Où sont enterrés les dictateurs?

En Espagne, la dépouille de Franco, installée depuis 40 ans dans le colossal monument aux morts de la guerre civile, va peut-être devoir se trouver une nouvelle demeure. La dernière demeure des despotes, autocrates et autres présidents indéboulonnables fait souvent l’objet de tractations et de polémiques.

Le 11 mai dernier, les députés espagnols ont voté une motion qui demande au gouvernement de déplacer la dépouille de Francisco Franco. L’ancien dictateur, qui gouverna l’Espagne pendant près de quarante ans, est enterré depuis sa mort en 1975 au Valle de los Caidos, littéralement « la Vallée des Tombés ».

Ce gigantesque monument avait été imaginé par Franco pour rendre hommage aux « héros et martyrs de la croisade » que le Caudillo disait avoir menée pour remporter la guerre civile (1936-1939).

Promu par le Parti socialiste, le texte appelle à donner un nouveau sens au mausolée pour qu’il ne soit « plus un lieu de mémoire franquiste et national-catholique » mais un espace favorisant la réconciliation. L’écrivain Manuel Vicent a récemment estimé, dans le quotidien El Pais que « la transition ne s’achèvera que lorsque Franco sera retiré de El Valle de los Caidos et c’est à la droite de le faire ».

Le cercueil de Staline exhumé en pleine nuit

 Les dépouilles des dictateurs sont régulièrement confrontées à ce type de déplacement en fonction de l’évolution du contexte politique après leur décès. A sa mort en 1953, Joseph Staline est ainsi d’abord inhumé aux côtés de Lénine dans le mausolée élevé à la gloire du fondateur de l’URSS sur la place Rouge de Moscou.

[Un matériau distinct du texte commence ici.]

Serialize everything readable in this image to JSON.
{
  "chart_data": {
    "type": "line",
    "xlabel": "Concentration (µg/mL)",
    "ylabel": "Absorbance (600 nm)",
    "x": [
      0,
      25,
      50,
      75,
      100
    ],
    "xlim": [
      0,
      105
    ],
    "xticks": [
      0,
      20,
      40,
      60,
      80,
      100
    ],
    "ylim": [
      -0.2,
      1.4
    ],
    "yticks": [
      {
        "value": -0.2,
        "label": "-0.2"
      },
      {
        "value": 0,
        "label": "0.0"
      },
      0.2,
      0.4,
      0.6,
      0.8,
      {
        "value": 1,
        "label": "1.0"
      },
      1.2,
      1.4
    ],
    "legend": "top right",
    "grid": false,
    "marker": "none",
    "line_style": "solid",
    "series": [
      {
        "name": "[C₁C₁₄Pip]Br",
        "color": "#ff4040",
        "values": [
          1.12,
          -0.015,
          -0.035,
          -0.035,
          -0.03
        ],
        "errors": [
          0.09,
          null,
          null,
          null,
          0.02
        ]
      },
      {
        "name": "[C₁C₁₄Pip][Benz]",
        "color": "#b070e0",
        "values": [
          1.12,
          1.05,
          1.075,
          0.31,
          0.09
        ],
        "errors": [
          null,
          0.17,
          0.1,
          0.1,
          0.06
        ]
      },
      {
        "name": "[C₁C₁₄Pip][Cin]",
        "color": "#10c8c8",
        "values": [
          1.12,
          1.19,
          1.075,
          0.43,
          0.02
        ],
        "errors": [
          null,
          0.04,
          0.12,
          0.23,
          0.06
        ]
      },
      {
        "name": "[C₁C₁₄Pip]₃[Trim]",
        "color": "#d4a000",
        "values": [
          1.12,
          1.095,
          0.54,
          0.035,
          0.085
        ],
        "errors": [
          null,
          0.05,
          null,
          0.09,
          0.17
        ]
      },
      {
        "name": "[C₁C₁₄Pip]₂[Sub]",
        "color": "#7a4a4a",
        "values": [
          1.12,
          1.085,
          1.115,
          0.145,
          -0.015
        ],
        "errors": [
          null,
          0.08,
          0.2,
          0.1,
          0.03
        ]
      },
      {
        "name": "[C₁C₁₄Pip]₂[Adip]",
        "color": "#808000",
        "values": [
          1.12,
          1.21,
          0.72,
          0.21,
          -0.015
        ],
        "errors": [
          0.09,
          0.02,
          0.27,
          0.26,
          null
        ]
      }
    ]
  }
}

Son aura est encore grande : il ne sera question de le déplacer que quelques années plus tard. En 1956, son successeur Khrouchtchev met le pays face aux crimes du stalinisme qui ont causé la mort de plusieurs millions de personnes, victimes des purges, des arrestations arbitraires ou des déportations.

Lors du 22e Congrès du parti, il est décidé de déplacer le corps de Staline « en raison de ses graves violations des principes léninistes, ses abus de pouvoir et les répressions massives à l’encontre d’honnêtes citoyens ». L’opération a lieu le lendemain même, de nuit. Khrouchtchev pense d’abord enterrer Staline au cimetière du monastère de Novodiévitchi à Moscou, dernière demeure de la femme du dictateur et de nombreuses personnalités russes et soviétiques.

Il change finalement d’avis de crainte que des Géorgiens fanatiques ne volent la dépouille de Staline, lui-même géorgien d’origine. Staline est aujourd’hui enterré entre le mur du Kremlin et la place Rouge, dans la « nécropole du mur du Kremlin » qui abrite d’autres dignitaires soviétiques – sous une surveillance constante.

Qui a tranché les mains du squelette de Juan Peron?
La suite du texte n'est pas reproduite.